Online Schools Offering Accredited English as a Second Language Degree Programs
Learning a second language requires practice in speaking and listening. This requirement need not discourage students from taking ESL courses from online schools. Among the many online schools offering ESL courses are:
- University of Phoenix
- Walden University
- Penn Foster Schools
- Vancouver Career College
- Stenberg College
Top Colleges & Universities Offering Campus-based English as a Second Language Degrees
There are also plenty of offline, “brick and mortar” school at which students can take ESL courses. In the United Sates, students can often attend ESL course at community colleges or private schools, like Cambridge CELTA or Enforex. Most states offer this at multiple community, private, and state colleges and universitites.
Similar opportunities are available in other English speaking countries, like Britain and Canada. These are found in many countries besides those where English is the first language. ESL students in Korea can take courses from a host of schools like the IMI Foreign Language Institute in Chungju.
Famous English as a Second Language Students
Again, there is a huge demand for ESL education all over the world and it is very easy to find schools at which to study. Learning English as a second language continues to open doors fro new English speakers just as it has for many well know people in the United States and elsewhere.
The Governor of California, Arnold Schwarzenegger (pictured right) learned English after he came to the U.S. to become famous. Henry Kissinger grew up speaking German but learned English well enough to become U.S. Secretary of State.

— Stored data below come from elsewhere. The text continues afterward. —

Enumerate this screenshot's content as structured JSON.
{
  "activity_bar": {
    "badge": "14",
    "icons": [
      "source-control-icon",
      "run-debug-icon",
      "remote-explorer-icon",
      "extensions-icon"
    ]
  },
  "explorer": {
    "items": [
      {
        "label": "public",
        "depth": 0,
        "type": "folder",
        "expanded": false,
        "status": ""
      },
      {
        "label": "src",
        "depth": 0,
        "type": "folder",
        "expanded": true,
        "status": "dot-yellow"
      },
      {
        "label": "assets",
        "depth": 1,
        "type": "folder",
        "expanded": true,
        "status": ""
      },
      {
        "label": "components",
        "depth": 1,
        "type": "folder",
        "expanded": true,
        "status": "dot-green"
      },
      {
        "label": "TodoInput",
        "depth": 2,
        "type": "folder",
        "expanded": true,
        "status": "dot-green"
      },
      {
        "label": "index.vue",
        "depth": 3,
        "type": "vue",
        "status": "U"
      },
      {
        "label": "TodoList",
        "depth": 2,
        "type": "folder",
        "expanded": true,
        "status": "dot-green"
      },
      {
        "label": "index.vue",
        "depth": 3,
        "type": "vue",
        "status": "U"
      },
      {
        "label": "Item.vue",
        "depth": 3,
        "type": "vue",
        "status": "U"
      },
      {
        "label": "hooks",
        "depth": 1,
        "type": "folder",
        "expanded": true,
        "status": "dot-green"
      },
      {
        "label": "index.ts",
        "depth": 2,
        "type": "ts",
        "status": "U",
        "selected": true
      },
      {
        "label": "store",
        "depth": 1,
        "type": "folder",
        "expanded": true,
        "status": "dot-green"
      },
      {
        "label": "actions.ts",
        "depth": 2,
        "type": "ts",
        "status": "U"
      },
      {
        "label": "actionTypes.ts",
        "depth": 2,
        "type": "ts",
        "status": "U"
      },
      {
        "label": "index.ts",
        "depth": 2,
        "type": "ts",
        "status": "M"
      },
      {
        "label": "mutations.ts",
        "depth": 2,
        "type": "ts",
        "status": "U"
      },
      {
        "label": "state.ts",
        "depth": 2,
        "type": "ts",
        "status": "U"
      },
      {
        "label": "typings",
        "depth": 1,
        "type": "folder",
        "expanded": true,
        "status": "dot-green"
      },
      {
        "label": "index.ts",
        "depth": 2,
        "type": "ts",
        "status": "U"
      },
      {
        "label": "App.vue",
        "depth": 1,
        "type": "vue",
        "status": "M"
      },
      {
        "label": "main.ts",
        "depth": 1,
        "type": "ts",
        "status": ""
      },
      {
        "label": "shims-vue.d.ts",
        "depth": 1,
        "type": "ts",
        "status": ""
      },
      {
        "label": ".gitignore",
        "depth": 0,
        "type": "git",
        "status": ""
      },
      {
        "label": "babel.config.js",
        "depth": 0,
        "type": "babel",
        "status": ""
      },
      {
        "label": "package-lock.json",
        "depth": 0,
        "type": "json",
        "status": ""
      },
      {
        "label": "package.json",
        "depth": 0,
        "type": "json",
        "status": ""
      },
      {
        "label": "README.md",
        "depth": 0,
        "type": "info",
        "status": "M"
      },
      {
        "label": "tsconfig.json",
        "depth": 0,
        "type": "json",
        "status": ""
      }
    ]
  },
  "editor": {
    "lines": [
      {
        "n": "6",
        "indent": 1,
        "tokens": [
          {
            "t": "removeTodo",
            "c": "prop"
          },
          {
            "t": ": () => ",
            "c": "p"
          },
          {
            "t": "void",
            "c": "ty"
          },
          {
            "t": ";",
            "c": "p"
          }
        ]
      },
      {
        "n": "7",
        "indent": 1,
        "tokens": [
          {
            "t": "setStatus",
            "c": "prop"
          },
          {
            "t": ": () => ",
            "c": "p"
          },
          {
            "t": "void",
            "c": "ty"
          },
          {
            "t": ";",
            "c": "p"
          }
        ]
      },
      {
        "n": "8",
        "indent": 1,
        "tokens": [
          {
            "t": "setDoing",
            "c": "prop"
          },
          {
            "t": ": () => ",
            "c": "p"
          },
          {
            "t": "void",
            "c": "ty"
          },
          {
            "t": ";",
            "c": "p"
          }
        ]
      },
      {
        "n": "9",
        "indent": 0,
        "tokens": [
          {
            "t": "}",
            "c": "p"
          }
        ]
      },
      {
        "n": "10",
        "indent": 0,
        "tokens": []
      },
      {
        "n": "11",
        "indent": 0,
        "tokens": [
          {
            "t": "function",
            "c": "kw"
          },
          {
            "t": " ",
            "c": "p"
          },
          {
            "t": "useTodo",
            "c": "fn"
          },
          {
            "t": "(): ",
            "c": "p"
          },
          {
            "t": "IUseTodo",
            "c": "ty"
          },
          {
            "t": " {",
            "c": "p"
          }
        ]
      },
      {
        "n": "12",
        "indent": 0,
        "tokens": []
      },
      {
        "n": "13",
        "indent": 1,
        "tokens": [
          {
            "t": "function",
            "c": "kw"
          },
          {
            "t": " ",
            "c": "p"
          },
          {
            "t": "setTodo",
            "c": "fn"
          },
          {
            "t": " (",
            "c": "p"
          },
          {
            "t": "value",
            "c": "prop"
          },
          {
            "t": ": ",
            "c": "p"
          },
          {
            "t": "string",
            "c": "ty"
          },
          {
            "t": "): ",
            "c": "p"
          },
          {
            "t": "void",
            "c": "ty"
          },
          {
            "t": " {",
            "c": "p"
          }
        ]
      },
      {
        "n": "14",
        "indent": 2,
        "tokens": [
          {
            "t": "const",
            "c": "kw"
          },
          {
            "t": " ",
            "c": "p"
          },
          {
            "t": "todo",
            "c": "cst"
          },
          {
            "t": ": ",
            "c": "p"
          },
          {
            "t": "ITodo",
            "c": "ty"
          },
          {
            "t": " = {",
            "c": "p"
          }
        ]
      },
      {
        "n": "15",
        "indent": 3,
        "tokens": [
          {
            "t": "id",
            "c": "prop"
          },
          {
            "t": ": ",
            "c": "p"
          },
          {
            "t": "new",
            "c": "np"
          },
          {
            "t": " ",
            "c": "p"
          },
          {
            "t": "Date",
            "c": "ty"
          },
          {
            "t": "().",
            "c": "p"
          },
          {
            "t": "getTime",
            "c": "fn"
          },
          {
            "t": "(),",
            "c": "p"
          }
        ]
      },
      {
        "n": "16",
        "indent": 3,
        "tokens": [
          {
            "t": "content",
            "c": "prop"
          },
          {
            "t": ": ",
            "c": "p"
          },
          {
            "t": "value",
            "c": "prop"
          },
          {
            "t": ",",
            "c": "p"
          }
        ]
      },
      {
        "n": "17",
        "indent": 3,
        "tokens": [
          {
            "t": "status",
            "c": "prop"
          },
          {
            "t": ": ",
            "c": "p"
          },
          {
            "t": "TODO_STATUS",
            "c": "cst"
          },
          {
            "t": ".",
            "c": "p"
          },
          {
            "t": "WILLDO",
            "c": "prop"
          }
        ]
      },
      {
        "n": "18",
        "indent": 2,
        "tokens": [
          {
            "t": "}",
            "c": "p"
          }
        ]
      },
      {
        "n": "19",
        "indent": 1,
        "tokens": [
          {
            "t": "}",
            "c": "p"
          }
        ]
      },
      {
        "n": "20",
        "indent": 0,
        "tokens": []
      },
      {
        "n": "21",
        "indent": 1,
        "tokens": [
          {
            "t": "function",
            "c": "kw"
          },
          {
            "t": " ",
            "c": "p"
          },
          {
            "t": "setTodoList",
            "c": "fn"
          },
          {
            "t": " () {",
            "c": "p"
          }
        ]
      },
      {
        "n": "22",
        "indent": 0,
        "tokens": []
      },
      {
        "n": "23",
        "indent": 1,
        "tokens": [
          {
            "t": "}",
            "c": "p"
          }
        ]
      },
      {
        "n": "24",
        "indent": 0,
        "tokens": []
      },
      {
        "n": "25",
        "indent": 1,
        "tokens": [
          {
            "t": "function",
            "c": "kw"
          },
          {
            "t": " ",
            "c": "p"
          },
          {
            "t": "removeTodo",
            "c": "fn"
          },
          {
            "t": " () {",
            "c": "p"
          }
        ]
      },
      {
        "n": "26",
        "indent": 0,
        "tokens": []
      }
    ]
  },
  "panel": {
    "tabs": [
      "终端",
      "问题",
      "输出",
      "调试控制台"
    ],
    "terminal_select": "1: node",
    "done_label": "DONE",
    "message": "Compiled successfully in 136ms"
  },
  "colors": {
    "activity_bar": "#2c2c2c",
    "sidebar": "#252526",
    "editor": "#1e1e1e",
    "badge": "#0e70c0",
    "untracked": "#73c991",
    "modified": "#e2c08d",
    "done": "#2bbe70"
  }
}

Long before she sang the theme song to The Titanic, Quebec’s Celine Dion had learned to speak English as a second language. Russian hockey players and Japanese baseball players learn to communicate with North American sports writers and their English speaking fans.
Success in the English speaking world requires a command of at least spoken English, but not all ESL speakers become famous. We will never know the names of millions of business people, physicians, scientists, factory workers and cab drivers who make their way in the English speaking world thanks to their having learned English as a second language.